De vraag is: is het de moeite waard om er de tijd voor te nemen? En het antwoord luidt simpelweg ‘Nee’. Er valt verder niets te beleven of te ontdekken aan zo’n postkaart en aan zo’n datumschilderij dan het conceptuele idee ervan. Ik hoef er ook helemaal niet voor naar een museum (zoals wel voor het ontdekken van de Avondster van Caspar David Friedrich en voor de verfopbreng van Rembrandt) om het te ‘begrijpen’. Het exposeren ervan is in feite een alibi voor een museum voor hedendaagse kunst om een museum voor hedendaagse kunst te zijn. Want praktisch alle nieuwe gebouwen voor hedendaagse kunst willen vooral zelf prestigieuze bezienswaardigheid zijn, ze nemen de kunst die ze moeten herbergen daarbij noodgedwongen maar op de koop toe.
          Dat geldt voor het Groninger Museum, voor dat van Bilbao, voor dat van Metz, en eveneens voor het MMK van Frankfurt.

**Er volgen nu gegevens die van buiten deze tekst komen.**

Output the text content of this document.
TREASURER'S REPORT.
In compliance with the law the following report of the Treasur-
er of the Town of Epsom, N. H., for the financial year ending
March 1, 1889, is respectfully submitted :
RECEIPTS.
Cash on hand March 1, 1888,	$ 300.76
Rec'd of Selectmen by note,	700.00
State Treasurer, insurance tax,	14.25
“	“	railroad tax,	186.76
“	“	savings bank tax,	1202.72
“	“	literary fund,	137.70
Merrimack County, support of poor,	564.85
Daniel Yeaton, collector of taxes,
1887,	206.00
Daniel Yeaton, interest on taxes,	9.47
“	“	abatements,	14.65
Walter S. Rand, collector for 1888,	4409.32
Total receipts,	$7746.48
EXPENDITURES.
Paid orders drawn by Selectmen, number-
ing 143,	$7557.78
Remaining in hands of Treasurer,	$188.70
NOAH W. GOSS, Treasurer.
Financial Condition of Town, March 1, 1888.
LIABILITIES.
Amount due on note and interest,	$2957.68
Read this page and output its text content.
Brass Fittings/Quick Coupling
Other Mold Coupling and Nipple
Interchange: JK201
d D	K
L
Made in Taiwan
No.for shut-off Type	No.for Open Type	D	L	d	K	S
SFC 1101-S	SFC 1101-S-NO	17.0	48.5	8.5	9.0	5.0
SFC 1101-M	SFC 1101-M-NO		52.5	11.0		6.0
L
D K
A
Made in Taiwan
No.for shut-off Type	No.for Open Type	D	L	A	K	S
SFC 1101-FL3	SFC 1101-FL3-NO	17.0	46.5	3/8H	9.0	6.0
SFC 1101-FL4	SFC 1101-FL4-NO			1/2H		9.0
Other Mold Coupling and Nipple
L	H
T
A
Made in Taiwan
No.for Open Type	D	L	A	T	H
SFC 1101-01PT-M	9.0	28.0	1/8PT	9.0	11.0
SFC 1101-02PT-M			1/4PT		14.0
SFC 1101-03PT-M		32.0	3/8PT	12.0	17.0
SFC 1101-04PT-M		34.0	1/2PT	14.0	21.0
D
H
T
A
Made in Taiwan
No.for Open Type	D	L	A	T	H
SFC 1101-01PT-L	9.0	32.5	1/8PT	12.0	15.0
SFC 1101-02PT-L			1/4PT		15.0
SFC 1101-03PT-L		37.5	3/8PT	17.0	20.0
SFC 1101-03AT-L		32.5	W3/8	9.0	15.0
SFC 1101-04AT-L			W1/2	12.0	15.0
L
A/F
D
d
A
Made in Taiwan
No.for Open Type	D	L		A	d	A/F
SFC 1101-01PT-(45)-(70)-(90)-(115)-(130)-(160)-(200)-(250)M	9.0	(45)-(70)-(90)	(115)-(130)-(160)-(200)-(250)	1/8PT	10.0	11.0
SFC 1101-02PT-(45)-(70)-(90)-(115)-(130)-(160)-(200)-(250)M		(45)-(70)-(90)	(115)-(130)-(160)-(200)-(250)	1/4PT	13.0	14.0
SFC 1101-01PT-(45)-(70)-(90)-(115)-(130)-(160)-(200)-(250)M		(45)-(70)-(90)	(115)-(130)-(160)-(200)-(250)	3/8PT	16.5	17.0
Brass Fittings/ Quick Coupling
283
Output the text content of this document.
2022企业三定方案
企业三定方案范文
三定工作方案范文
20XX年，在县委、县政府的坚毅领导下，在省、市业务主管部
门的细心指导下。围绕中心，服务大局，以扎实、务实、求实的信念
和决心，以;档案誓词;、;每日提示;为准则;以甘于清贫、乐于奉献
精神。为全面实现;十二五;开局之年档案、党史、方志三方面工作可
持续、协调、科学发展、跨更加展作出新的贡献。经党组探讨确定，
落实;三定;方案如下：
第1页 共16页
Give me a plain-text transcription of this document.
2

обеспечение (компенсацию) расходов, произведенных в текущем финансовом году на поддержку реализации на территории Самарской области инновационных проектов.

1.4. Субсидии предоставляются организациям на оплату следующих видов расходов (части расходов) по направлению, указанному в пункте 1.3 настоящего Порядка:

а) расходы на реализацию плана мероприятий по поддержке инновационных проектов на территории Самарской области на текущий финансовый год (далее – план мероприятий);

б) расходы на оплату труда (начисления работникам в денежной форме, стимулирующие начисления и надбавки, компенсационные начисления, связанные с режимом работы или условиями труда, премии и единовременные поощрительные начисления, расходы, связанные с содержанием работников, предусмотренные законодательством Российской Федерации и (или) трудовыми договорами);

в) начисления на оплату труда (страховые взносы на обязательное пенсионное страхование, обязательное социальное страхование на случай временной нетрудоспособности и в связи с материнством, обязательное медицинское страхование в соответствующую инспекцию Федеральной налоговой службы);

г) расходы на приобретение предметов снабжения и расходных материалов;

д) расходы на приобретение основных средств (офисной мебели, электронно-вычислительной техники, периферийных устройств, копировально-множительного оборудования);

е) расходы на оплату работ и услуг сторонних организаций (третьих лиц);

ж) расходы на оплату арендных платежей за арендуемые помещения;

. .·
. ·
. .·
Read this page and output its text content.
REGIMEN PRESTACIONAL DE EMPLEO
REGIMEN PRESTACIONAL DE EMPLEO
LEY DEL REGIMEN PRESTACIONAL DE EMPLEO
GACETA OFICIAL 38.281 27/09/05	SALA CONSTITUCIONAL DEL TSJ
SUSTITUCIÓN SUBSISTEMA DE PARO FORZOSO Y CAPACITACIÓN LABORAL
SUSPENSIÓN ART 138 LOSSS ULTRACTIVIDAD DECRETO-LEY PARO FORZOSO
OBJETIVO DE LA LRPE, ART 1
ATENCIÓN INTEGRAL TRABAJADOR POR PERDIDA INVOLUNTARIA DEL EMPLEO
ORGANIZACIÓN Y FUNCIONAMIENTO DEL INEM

En ik moet toegeven dat al deze gebouwen iets intrigerends hebben, maar dat niet omdat je je met verwachtingsvol kloppend hart afvraagt wat ze je zullen tonen, nee, vanwege hoe ze zichzelf tentoon stellen. Cultuurexhibitionistische architectuur. Intussen maken ze de meeste hedendaagse kunst in hun binnenste nog schameler dan ze al is, zeker als die kunst zich ook nog eens meent te moeten aanpassen aan de architectonische ruimten van het gebouw en zoiets dan als ‘uitdaging’ kwalificeert. Veel hedendaagse kunst heeft radicaal zijn rug gekeerd naar de traditionele schilder- en beeldhouwkunst, omdat die te geïnstitutionaliseerd, te conventioneel museaal zou zijn. Zelf doet ze echter weinig anders dan naar de pijpen van Het Hedendaagse Museum dansen.
          Het werk van de Nederlander Erik van Lieshout (1968) in het Frankfurter museum is van zo’n triest makende zieligheid. Van Lieshout heeft een grote, taps toelopende zaal ter beschikking gekregen en tegen de wanden ervan heeft hij, onder het motto Hoeknulligerhoebeter, grote uitgeknipte letters geplakt die slagzinnen vormen als LUXURY IS BUYING NOTHING en ARE YOU READY TO SHOP, alsook vellen papier met stuntelige tekeningen en kreten in handschrift, terwijl de ruimte is gelardeerd met door latjes overeind gehouden knipsel- en kladwerk waarin Geert Wilders prominent figureert. En ergens wordt – natuurlijk, hoe kon ik het bijna vergeten – een amateuristisch opgenomen filmpje als loop geprojecteerd.

‘Kommentar zur sozio-politischen Schwäche der Menschen und der Kunst,’ volgens het museum. Niets is gemakkelijker dan dit soort kretologie erbij te bedenken. Maar wat moet ik ermee? Wordt ik erdoor geraakt, prettig of juist onprettig, op andere gedachten gebracht tijdens het winkelen? Het maakt me alleen maar neerslachtig. Vanwege de zoveelste belichaming van een groot misverstand. En wie komen er in zo’n museum voor hedendaagse kunst? Absoluut geen nog zinvol te schokken of te provoceren mensen. Alleen maar mensen zoals ik, die in een museum kunst willen zien, en van wie de meesten menen op grond daarvan dus ook echt kunst te zien. Wat een droefgeestige machteloosheid binnen en ter wille van zo’n peperdure, luxueuze architectuur! (Opnieuw denk ik aan de dagboekaantekening van Camus. Wie zijn hier nu de knechten?)
‘Exhibitionistisch. Pornografisch. Gewelddadig. Confronterend. Provocerend. Erik van Lieshout fileert het moderne leven genadeloos in zijn tekeningen, installaties, schilderijen en films,’ aldus Oog Magazine (2010) over wat deze Van Lieshout presenteert. Afgezien van de vraag of die vijf etiketten artistieke criteria zijn: niets van dat alles is waar.
Wat wellicht niet kan worden gezegd van Jeff Koons, wiens werk groots uit- en aangepakt op twee uitgelezen plekken in Frankfurt te bekijken is. Ik sta bijna versteld van mijn eigen enthousiasme, dat voornamelijk voortkomt uit het vinden van een goede reden om uit het MMK, om van On Kawara, Van Lieshout, Beuys, Baumgarten, Nauman, Turrell, Weiner te mogen vluchten: op naar de Schirn Kunsthalle!